Thursday, September 3, 2015

Adrift

Existentialists emphasize self-determination and self-reliance as individuals.  It is consistent with that most popular image of the philosophy as a lone person adrift on an ice floe.  You are on-your-own!  It is all about the individual, not the family, not the village, not part of any identity politics -- just the lonely individual.

The documentary Race to Nowhere by Vicki Abeles is a fascinating look into the amount of emotional pressure on teenagers today, a result of too many expectations.  They are over-worked with homework and over-scheduled with sports and over-anxious about college acceptance.  Oh, by the way, the teenage years have always been difficult enough with social acceptance by peers and with those immature minds inside those mature bodies -- don't you remember?

Although not discussed in the film, I suspect this tendency to over-schedule teenagers grew out of the drug wars -- keep your kids too busy to slip into the drug culture.  You know --"idle hands are the devil's tools" and all that.  It was a moral necessity to keep your kid as busy as possible.  Applying more pressure to get into college also helped keep them busy.  Besides, parents get "bragging rights" about how hard their kids are working.

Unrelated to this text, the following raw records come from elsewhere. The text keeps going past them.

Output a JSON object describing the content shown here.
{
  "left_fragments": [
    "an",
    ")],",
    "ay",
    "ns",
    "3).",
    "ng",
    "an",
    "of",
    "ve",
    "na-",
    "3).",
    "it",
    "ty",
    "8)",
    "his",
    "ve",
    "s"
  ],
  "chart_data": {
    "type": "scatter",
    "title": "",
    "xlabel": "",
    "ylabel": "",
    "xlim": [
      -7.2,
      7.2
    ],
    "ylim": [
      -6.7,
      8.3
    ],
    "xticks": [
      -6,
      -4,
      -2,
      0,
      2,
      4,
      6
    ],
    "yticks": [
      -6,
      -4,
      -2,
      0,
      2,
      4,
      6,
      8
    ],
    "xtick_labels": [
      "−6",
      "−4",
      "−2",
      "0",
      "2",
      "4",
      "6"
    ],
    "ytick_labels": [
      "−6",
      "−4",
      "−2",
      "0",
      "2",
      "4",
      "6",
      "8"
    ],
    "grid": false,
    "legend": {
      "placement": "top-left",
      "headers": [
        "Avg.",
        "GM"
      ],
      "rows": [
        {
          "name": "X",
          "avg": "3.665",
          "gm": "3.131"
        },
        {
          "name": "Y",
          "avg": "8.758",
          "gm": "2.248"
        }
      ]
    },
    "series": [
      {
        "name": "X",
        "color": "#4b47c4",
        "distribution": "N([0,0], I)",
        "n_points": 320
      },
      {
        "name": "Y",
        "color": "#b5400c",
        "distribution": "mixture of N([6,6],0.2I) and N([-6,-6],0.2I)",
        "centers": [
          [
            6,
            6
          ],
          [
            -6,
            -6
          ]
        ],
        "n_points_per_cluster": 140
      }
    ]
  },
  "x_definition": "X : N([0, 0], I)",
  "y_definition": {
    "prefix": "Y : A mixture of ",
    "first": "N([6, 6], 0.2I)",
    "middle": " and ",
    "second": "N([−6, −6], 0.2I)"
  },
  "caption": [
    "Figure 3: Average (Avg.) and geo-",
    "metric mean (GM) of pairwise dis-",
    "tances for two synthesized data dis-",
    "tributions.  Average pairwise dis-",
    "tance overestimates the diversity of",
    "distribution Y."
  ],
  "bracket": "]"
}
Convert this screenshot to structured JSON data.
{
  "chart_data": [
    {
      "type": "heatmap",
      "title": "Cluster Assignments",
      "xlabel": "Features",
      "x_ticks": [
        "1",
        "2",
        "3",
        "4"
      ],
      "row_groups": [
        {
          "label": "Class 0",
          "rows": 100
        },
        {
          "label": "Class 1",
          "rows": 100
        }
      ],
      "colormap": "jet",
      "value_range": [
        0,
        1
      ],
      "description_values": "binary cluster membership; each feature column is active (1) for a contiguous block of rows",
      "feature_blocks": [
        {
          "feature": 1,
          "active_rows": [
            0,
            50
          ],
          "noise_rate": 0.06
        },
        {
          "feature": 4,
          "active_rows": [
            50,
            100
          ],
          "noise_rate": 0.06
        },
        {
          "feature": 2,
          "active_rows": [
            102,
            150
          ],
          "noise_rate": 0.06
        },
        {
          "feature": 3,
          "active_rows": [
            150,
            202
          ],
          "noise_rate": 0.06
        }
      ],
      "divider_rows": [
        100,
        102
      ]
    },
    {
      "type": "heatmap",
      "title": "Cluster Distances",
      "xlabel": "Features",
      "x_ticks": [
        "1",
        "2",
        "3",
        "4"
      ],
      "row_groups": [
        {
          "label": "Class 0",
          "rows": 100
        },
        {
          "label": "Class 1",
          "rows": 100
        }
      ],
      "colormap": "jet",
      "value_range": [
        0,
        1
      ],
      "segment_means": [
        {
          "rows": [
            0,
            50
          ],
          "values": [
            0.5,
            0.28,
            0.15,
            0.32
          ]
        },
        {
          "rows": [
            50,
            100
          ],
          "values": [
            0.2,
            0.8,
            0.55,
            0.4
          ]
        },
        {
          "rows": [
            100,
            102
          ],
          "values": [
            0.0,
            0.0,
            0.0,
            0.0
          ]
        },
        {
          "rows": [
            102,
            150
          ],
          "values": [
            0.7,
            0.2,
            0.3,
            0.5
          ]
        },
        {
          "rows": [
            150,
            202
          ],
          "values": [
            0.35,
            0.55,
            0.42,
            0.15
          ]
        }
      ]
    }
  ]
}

In addition, "No Child Left Behind" legislation under the Bush II Administration put enormous emphasis on test scores, consistent with our culture of the "metrification" of everything.  There is the belief that everything can be quantified, especially learning . . . or memorizing.

Looking through the lenses of existentialism, I feel the pain of those pressured teenagers, but they are individuals adrift on an ice floe in a cultural river of numbers.  While they must figure it out for themselves, other individuals can throw ropes to the teenagers.  Society is too metrified and cannot help.

I'm glad my teenage years are far behind me.  But, maybe, I could mentor some stressed-out teenager?